The Theory of Computation

Bernard M.E. Moret

Addison-Wesley-Longman, 1998


Detailed Solutions

Chapter 7, Problem 7.39




We want to identify a variable, x, such that the clauses imply (x -> not x) and (not x -> x), a contradiction; in fact, we will prove that a set of 2-CNF clauses is a contradiction if and only if such a variable exists. Since -> is transitive, the implications may be through a chain,

(x -> y1)(not y1 -> y2) ... (not yk -> not x)

and

(not x -> z1)(not z1 -> z2) ... (not zl -> x)

Recalling that (a-> b) is equivalent to ((not a)+b), we then claim:

A Boolean formula in 2-CNF is not satisfiable if and only if there exist two subsets of clauses {(x+x1)(not x1+x2)...(not xk +x)} and {(not x+xk+1)(not xk+1+xk+2)...(not xn+ not x)}

The if part is trivial. If we can prove the only if part, then it is obvious that the problem is in NL, since we can guess the series of clauses and then verify their existence in the original expression.

To prove the only if part, we proceed by induction on the number of clauses. The basis is trivial. Suppose that the theorem holds true for all instances of n and fewer clauses. The formula is not satisfiable if and only if neither of its restrictions to x=true and x=false is satisfiable either. But each restriction can be simplified down to a 2-CNF formula with fewer clauses: each clause in which x appears either has a literal set true -- in which case it can be dropped -- or a literal set to false, in which case we set the other one to true, continuing until we get a contradiction (a clause wit both literals set to true) or until we are left only with clauses of 2 as-yet-undefined literals.
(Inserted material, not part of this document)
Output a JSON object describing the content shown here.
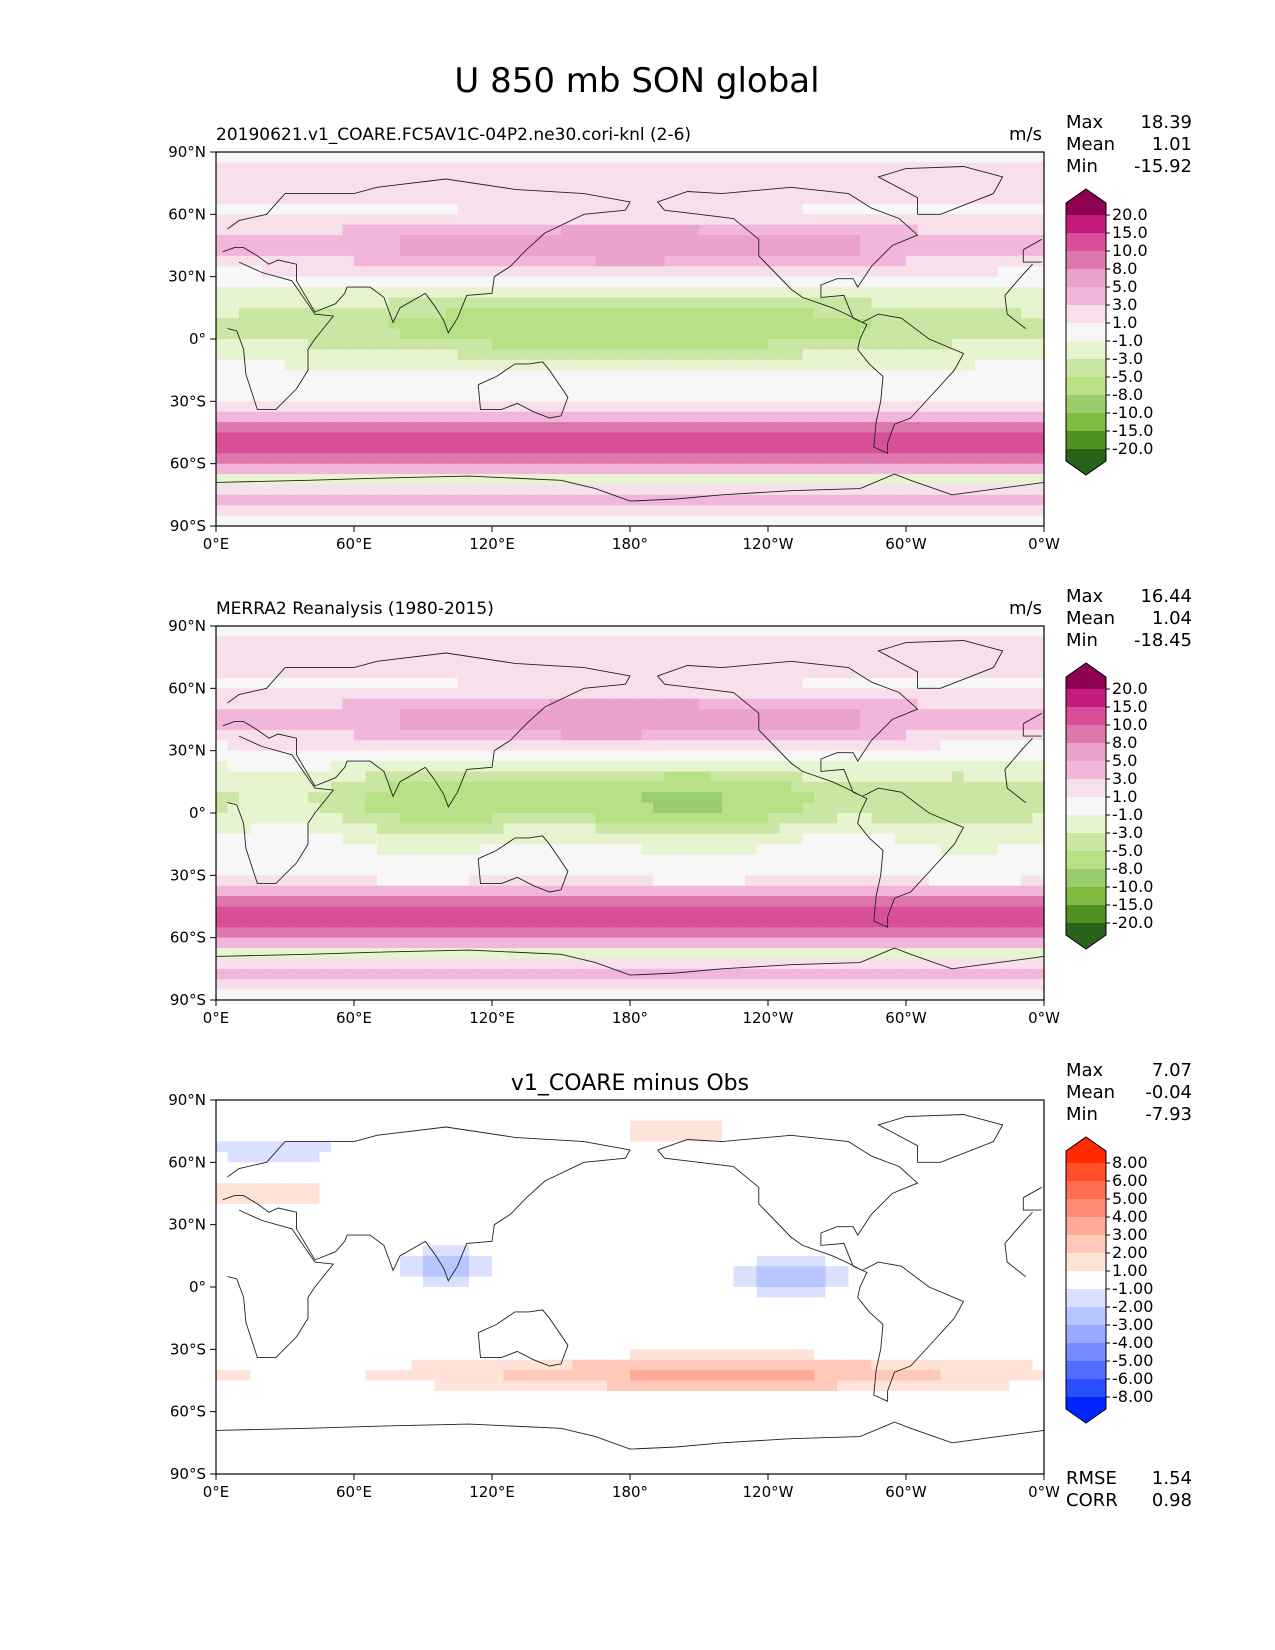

In the latter case, the resulting 2-CNF must also be unsatisfiable, so that the inductive hypothesis applies and we get the desired collection of clauses. In the earlier case, another induction proof (this time trivial) on the number of clauses involved in forcing other literals shows that we have the desired pattern of clauses. Hence our proof is complete.

Now, to show that the problem is complete, we transform Digraph Reachability to it. Each vertex, i, will become a variable, xi; for each arc (i,j), we set up the clauses (not xi+xj). Finally, we add three clauses: (not xn+not x1), (x1+xn+1), and (x1+not xn+1). The last two clauses can only be satisfied by setting x1=true; using this in the previous clause forces xn=false. But then, if vertex n is reachable from vertex 1, we have the implication
x1 implies xn
a contradiction. The converse is equally easy.